The district had one noteworthy success when Starside Elementary School in De Soto was not listed among the schools failing to make AYP. That means the school overcame the challenge of a large Hispanic and low-income enrollment to improve reading test scores that landed it on the non-performing list last year.

The school used state assessment scores and results from other assessments to determine where students were at and work with them on areas where they needed help, said Kim Barney, coordinator of learning services for the district.

In reading, the district strived to achieve a proficiency target of 69.5 percent for third- through eighth-graders and 65 percent for high school students. In math, the proficiency target was 66.8 percent for third- through eighth-graders and 55.7 percent for high school students.

No Child Left Behind requires standards to increase every year until 2014, when 100 percent of students must be proficient in reading and math.

Preliminary districtwide results for De Soto show that the district as a whole did make AYP with all students achieving 89 percent in reading and 86.9 percent in math. This is a 3.5 percent increase from last year in the district's reading scores and a 4.3 percent increase in the district's math scores.

Monticello Trails Middle School Principal Tobie Waldeck said the school had classes in place to target students who are struggling. One of them is called discovery math and it assists students with areas of weakness to get them back on track by helping them improve their skills and motivation, Waldeck said. Another class called essential skills helps students develop better note taking and study skills.

"We work as hard as we can to identify as quickly as we can students who need assistance based on test scores," Waldeck said.

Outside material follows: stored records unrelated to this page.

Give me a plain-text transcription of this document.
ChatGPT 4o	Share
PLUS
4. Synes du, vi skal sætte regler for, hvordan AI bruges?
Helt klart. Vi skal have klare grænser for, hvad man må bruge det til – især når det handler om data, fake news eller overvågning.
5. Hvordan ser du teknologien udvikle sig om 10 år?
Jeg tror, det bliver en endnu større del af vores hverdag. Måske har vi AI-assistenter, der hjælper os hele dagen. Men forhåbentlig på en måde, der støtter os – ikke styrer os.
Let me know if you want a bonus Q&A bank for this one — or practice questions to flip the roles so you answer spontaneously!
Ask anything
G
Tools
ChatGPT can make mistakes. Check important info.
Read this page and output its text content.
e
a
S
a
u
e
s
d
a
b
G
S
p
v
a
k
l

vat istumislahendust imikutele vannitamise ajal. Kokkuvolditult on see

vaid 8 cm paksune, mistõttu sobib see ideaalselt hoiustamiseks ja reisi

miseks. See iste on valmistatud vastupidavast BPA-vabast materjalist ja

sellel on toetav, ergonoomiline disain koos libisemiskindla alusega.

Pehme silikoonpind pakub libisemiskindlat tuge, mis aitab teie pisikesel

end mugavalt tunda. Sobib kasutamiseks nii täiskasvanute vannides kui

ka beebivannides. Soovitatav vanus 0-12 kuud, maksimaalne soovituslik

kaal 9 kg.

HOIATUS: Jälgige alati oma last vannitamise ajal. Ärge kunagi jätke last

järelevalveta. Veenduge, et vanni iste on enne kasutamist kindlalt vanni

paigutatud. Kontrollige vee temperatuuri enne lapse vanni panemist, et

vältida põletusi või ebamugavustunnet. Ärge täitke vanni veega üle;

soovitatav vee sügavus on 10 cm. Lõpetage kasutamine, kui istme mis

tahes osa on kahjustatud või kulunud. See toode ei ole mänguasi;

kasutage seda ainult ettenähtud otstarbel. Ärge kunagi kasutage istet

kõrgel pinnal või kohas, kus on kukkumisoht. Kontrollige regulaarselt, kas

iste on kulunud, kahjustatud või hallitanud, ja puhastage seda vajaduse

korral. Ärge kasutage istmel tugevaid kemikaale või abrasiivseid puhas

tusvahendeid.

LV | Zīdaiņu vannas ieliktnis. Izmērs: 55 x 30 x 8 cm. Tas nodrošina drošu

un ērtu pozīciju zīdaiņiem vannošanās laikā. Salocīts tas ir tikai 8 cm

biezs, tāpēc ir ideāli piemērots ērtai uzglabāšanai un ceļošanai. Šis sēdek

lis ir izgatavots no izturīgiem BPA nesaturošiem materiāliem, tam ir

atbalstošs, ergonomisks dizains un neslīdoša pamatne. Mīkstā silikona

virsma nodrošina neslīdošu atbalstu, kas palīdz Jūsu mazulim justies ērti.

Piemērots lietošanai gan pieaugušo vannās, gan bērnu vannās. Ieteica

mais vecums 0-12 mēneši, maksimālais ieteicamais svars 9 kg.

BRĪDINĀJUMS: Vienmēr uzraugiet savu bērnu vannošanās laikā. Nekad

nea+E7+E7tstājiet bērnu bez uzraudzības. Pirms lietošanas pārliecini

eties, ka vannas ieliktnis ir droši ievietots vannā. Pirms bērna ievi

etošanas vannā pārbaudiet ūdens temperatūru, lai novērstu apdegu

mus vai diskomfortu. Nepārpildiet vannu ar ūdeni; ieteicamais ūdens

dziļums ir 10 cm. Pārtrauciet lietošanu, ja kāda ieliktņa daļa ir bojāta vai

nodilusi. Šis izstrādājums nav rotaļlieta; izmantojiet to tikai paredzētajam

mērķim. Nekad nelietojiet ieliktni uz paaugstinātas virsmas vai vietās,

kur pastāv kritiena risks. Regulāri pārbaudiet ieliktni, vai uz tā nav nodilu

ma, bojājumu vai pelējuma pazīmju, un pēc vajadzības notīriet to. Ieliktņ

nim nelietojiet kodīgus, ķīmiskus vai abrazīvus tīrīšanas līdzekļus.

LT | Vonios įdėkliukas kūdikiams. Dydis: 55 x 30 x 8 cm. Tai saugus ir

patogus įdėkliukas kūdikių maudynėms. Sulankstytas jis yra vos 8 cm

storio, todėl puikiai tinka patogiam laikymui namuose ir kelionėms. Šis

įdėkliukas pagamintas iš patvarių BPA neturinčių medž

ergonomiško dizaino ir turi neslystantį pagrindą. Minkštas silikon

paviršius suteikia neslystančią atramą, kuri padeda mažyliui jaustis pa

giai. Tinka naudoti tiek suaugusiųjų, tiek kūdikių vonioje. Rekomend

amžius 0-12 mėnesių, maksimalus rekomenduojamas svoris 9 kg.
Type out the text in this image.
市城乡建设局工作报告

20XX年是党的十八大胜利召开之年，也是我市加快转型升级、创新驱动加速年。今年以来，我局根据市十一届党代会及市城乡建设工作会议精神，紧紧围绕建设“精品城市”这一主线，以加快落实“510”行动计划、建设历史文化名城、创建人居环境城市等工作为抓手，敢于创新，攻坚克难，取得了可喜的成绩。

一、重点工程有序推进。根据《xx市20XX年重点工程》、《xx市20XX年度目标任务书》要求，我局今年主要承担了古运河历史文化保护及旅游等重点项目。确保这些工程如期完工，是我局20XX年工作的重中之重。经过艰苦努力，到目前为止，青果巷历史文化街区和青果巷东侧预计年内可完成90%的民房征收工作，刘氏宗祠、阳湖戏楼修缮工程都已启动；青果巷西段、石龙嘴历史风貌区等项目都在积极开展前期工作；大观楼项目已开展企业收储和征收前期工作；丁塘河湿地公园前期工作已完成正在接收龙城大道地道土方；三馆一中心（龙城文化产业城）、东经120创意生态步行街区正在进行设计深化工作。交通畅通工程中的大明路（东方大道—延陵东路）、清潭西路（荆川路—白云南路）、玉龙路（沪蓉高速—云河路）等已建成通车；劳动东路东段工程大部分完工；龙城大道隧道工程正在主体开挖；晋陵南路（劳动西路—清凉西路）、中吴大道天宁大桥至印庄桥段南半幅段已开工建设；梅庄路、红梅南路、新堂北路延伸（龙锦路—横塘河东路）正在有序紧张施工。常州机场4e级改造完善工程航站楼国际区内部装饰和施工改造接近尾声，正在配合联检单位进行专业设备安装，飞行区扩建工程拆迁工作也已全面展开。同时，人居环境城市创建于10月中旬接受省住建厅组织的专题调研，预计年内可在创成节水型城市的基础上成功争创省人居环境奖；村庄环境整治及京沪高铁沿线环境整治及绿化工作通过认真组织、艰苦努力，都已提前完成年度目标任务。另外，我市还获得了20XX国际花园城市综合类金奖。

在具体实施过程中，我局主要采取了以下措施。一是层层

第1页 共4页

Last year, Monticello Trails did not make AYP in reading for the sub-group of students with disabilities but was able to improve those scores to meet AYP this year even with increased standards in place. Waldeck said he expected the same thing to happen with math.

"Just because you don't make it doesn't mean it's not possible to fix it," he said. "It puts more focus on what we've been doing already. We've been focusing on test scores and focusing on best instructional strategies to best teach students.

"The fact is we have a great school, we have great teachers and we are all focused on student learning."